Research has the Vikings sourcing iron ingots from India, which happened to contain Vanadium and other trace elements which provided additional strength.

There is also a further unique process some Viking smiths used to reduce impurities, and they marked their swords with the word Ulfberht.

These weapons must have had a high reputation, because archaeologists have found weaker copies that misspelled the name.

Anyway, just a few references for anyone else wanting to look moe closely into this aspect of sword forging:

Ulfberht - Wikipedia, the free encyclopedia
Wootz steel - Wikipedia, the free encyclopedia
The Key Role of Impurities in Ancient Damascus Steel Blades

And here's a really interesting program on Youtube about it:


----------



## Wizraban (Jun 14, 2014)

I watched a TV report on these Ulfberht swords some time ago. Then I looked what Wikipedia had to say. It was quite interesting to see how different the information in different Wikipedias was.
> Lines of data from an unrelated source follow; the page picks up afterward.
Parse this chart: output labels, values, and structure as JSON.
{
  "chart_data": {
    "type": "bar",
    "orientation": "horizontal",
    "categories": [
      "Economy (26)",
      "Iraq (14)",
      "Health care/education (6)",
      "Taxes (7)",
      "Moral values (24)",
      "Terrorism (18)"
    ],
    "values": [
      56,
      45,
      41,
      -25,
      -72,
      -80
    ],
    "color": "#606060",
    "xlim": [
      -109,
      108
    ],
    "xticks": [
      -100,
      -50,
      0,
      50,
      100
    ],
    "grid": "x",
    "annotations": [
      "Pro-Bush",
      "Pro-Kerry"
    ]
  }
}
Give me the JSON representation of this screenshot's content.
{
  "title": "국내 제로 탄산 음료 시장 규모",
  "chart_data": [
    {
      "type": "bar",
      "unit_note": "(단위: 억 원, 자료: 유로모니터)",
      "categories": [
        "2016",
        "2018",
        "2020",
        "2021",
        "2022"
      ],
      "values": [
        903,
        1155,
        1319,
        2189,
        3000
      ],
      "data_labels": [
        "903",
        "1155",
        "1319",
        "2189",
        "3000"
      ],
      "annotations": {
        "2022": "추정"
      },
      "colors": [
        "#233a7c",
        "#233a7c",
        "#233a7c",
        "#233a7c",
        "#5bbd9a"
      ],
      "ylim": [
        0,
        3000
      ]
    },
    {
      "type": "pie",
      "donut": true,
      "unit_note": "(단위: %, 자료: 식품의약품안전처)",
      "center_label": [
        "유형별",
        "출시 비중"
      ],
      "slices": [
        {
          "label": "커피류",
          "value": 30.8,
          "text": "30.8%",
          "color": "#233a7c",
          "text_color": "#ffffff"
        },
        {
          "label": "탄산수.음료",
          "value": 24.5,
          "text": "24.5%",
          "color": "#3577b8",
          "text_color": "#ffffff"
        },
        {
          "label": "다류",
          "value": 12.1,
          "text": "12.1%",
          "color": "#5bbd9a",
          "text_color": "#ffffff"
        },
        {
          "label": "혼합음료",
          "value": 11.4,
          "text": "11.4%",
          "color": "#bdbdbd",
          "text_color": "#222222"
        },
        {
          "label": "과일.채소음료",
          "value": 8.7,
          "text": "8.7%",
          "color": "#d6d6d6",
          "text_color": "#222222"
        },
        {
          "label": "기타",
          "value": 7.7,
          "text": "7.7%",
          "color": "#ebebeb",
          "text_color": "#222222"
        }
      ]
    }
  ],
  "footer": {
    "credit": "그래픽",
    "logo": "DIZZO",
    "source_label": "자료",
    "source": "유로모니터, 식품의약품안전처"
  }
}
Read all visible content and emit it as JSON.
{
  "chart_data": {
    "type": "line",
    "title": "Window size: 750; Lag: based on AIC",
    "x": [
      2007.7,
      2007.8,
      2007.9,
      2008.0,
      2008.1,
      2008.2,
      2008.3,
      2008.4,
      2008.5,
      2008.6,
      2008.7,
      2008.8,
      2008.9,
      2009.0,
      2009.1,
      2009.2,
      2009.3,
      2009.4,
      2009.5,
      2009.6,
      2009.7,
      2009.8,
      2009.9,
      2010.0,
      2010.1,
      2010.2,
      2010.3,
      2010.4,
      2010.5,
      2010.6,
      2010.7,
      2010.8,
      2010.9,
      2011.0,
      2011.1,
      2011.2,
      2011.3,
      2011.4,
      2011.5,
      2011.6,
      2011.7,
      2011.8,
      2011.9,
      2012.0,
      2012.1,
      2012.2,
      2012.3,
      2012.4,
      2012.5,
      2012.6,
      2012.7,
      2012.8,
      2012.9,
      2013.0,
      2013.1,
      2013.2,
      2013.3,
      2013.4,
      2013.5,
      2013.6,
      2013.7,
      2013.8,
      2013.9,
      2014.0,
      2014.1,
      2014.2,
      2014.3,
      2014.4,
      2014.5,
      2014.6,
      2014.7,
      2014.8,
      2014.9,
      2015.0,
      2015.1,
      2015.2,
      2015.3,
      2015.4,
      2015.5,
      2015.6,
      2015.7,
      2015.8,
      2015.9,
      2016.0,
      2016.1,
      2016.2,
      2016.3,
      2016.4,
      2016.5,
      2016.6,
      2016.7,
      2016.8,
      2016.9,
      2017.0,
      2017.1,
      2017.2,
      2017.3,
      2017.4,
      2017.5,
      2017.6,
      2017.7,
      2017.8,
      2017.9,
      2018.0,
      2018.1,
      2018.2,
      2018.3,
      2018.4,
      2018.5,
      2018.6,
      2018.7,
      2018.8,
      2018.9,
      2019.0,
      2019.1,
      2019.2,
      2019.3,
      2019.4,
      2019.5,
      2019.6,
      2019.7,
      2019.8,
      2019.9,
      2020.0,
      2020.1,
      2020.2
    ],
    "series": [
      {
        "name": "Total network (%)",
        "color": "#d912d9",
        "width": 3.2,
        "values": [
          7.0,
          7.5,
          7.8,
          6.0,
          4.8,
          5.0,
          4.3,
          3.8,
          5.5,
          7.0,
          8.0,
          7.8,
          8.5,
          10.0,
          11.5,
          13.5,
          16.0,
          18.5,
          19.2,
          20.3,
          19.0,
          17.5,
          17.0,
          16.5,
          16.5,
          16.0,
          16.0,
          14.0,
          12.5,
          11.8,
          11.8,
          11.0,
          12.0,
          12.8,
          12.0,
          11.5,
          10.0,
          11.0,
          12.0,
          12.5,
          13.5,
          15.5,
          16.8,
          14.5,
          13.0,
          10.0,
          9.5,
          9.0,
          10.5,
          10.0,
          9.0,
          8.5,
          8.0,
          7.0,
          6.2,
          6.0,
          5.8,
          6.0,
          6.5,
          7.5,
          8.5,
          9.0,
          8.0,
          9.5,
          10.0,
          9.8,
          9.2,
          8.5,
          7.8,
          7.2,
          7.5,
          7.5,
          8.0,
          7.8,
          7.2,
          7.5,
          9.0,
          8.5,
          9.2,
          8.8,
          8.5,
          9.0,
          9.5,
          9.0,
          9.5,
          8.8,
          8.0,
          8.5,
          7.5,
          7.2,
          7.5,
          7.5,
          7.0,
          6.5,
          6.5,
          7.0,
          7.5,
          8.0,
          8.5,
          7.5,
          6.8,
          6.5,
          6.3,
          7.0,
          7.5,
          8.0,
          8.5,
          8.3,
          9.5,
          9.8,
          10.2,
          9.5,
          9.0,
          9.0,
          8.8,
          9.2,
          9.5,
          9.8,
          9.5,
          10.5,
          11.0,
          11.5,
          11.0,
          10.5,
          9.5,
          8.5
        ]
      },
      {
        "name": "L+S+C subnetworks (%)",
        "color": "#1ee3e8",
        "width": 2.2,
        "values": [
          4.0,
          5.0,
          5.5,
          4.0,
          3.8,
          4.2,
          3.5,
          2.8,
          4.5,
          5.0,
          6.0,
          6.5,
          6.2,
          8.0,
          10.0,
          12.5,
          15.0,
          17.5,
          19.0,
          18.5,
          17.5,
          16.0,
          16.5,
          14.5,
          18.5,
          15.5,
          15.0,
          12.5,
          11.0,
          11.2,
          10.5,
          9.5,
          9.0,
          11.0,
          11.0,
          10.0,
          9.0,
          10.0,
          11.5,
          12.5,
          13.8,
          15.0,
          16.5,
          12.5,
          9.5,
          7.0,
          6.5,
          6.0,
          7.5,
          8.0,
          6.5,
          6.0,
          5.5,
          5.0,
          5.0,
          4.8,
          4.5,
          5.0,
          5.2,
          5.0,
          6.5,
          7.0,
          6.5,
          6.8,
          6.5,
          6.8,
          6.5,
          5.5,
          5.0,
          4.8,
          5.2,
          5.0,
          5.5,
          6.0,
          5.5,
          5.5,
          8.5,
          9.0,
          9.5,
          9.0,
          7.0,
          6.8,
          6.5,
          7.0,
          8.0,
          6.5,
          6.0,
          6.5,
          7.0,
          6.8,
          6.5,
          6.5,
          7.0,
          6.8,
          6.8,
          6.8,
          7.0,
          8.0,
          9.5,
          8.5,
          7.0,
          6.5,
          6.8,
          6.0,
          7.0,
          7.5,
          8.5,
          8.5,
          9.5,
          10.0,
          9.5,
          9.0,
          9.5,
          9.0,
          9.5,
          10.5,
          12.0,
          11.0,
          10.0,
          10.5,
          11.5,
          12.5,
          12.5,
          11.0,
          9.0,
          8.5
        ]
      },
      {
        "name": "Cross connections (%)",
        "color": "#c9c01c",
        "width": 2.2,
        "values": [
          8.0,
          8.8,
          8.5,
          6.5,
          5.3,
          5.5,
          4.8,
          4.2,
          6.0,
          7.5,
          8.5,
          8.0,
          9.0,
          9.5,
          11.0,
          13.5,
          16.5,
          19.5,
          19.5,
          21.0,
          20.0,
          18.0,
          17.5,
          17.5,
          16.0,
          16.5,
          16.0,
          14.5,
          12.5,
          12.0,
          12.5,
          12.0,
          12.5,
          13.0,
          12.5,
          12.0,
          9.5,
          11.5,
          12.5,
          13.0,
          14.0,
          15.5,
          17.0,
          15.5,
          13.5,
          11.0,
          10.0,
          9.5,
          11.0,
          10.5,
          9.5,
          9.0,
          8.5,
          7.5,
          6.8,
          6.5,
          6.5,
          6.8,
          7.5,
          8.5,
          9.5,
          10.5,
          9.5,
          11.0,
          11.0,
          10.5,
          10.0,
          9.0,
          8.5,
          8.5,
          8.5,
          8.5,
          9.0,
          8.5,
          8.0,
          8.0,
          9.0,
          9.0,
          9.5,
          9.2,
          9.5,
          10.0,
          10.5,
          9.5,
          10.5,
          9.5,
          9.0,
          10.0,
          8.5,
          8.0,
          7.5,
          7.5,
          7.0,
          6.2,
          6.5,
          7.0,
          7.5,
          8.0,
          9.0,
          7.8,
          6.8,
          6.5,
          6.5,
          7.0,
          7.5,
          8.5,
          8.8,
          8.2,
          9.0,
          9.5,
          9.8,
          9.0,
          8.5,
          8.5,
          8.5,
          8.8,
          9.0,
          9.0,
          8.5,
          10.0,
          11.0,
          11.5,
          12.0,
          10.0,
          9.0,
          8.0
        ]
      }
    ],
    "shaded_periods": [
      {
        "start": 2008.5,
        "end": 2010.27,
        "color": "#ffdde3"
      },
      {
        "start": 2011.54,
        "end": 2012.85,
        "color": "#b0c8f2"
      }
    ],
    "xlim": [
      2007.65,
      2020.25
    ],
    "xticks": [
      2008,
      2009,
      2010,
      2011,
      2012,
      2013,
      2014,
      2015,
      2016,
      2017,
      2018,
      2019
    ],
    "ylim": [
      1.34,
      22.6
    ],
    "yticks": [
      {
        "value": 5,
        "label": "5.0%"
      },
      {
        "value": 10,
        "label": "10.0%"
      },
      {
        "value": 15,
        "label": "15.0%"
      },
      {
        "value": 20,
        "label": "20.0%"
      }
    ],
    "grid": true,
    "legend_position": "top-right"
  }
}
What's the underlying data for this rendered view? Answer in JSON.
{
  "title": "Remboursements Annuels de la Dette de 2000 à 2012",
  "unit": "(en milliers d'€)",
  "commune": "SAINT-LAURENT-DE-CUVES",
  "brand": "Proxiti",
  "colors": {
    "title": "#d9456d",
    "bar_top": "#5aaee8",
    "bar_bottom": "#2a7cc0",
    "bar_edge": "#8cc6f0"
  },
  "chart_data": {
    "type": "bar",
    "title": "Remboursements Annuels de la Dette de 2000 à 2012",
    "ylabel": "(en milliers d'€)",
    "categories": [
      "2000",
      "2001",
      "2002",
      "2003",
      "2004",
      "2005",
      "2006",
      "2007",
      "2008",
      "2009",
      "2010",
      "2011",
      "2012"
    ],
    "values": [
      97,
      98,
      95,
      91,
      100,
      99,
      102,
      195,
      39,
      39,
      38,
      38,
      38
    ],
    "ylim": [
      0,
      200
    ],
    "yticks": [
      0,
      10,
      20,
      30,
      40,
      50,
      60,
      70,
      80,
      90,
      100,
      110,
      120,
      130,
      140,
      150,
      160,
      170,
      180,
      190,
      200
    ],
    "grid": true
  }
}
While the English one replicated the report, the German version debunked it as nonsense.

It seems quite obvious to me that the swords weren't made by Vikings. The signature is written in Latin letters rather than runes, and it contains Christian symbols, not pagan ones.


----------



## thaddeus6th (Jun 14, 2014)

Ulfberht swords were mentioned in the Viking Unofficial Manual as being excellent.

This also reminds me of a Lindy Beige video where he had a go at the katana's mighty reputation and suggested Viking swords (no brand mentioned) were better, but, better still, were even older Celtic swords.

Edited extra bit: I knew I'd read something relevant earlier today. It's about vanadium, mostly to do with battery power, but there's a little about steel blades:
http://www.bbc.co.uk/news/magazine-27829874


----------